The Earth Week Birding Classic will be held from April 15 to 25, 2021. Registration is free. The goal is for teams in seven different categories to count as many species of birds as possible over a 24-hour period any time during the week beginning on Apr 15 at noon and ending at noon on April 25. This non-profit event is co-sponsored by the Environmental Studies program at Penn State Altoona and Juniata Valley Audubon Society. Pledges that team members garner will support bird conservation and education in central Pennsylvania. Teams of 3 or more (2 or more for Senior citizens) will count birds in Blair and surrounding counties, and prizes will be awarded during the closing ceremony on Zoom immediately following the event. Registration deadline is April 11. For more information, please contact Catherine Farr at [email protected]
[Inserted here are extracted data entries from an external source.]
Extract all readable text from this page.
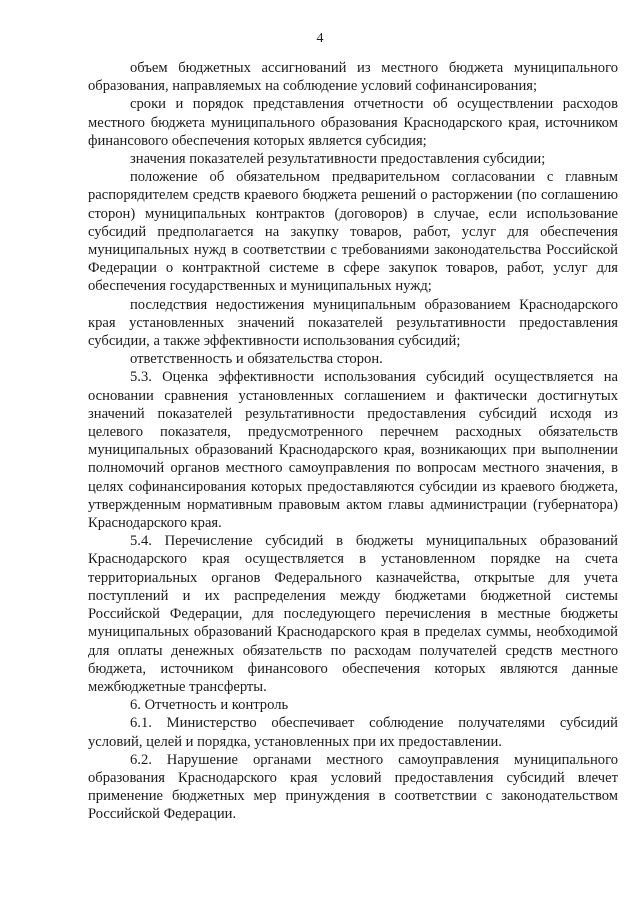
4

объем бюджетных ассигнований из местного бюджета муниципального образования, направляемых на соблюдение условий софинансирования;

сроки и порядок представления отчетности об осуществлении расходов местного бюджета муниципального образования Краснодарского края, источником финансового обеспечения которых является субсидия;

значения показателей результативности предоставления субсидии;

положение об обязательном предварительном согласовании с главным распорядителем средств краевого бюджета решений о расторжении (по соглашению сторон) муниципальных контрактов (договоров) в случае, если использование субсидий предполагается на закупку товаров, работ, услуг для обеспечения муниципальных нужд в соответствии с требованиями законодательства Российской Федерации о контрактной системе в сфере закупок товаров, работ, услуг для обеспечения государственных и муниципальных нужд;

последствия недостижения муниципальным образованием Краснодарского края установленных значений показателей результативности предоставления субсидии, а также эффективности использования субсидий;

ответственность и обязательства сторон.

5.3. Оценка эффективности использования субсидий осуществляется на основании сравнения установленных соглашением и фактически достигнутых значений показателей результативности предоставления субсидий исходя из целевого показателя, предусмотренного перечнем расходных обязательств муниципальных образований Краснодарского края, возникающих при выполнении полномочий органов местного самоуправления по вопросам местного значения, в целях софинансирования которых предоставляются субсидии из краевого бюджета, утвержденным нормативным правовым актом главы администрации (губернатора) Краснодарского края.

5.4. Перечисление субсидий в бюджеты муниципальных образований Краснодарского края осуществляется в установленном порядке на счета территориальных органов Федерального казначейства, открытые для учета поступлений и их распределения между бюджетами бюджетной системы Российской Федерации, для последующего перечисления в местные бюджеты муниципальных образований Краснодарского края в пределах суммы, необходимой для оплаты денежных обязательств по расходам получателей средств местного бюджета, источником финансового обеспечения которых являются данные межбюджетные трансферты.

6. Отчетность и контроль

6.1. Министерство обеспечивает соблюдение получателями субсидий условий, целей и порядка, установленных при их предоставлении.

6.2. Нарушение органами местного самоуправления муниципального образования Краснодарского края условий предоставления субсидий влечет применение бюджетных мер принуждения в соответствии с законодательством Российской Федерации.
Please fill out this form and submit electronically to Catherine Farr, [email protected] or print and mail to her at: 6435 State Route 42, Unityville, PA 17774
RULES & GUIDELINES
Date and Time. Tallying of species may commence at 12:00 PM on April 15 and concludes at 11:59:59:59 AM on April 25. Teams may tally during any 24-hour period beginning at any time prior to 12 PM on April 25. Teams pick a start day and time when they register; they may change this no later than April 11th, the deadline for registration. Pre-registration is required, and free.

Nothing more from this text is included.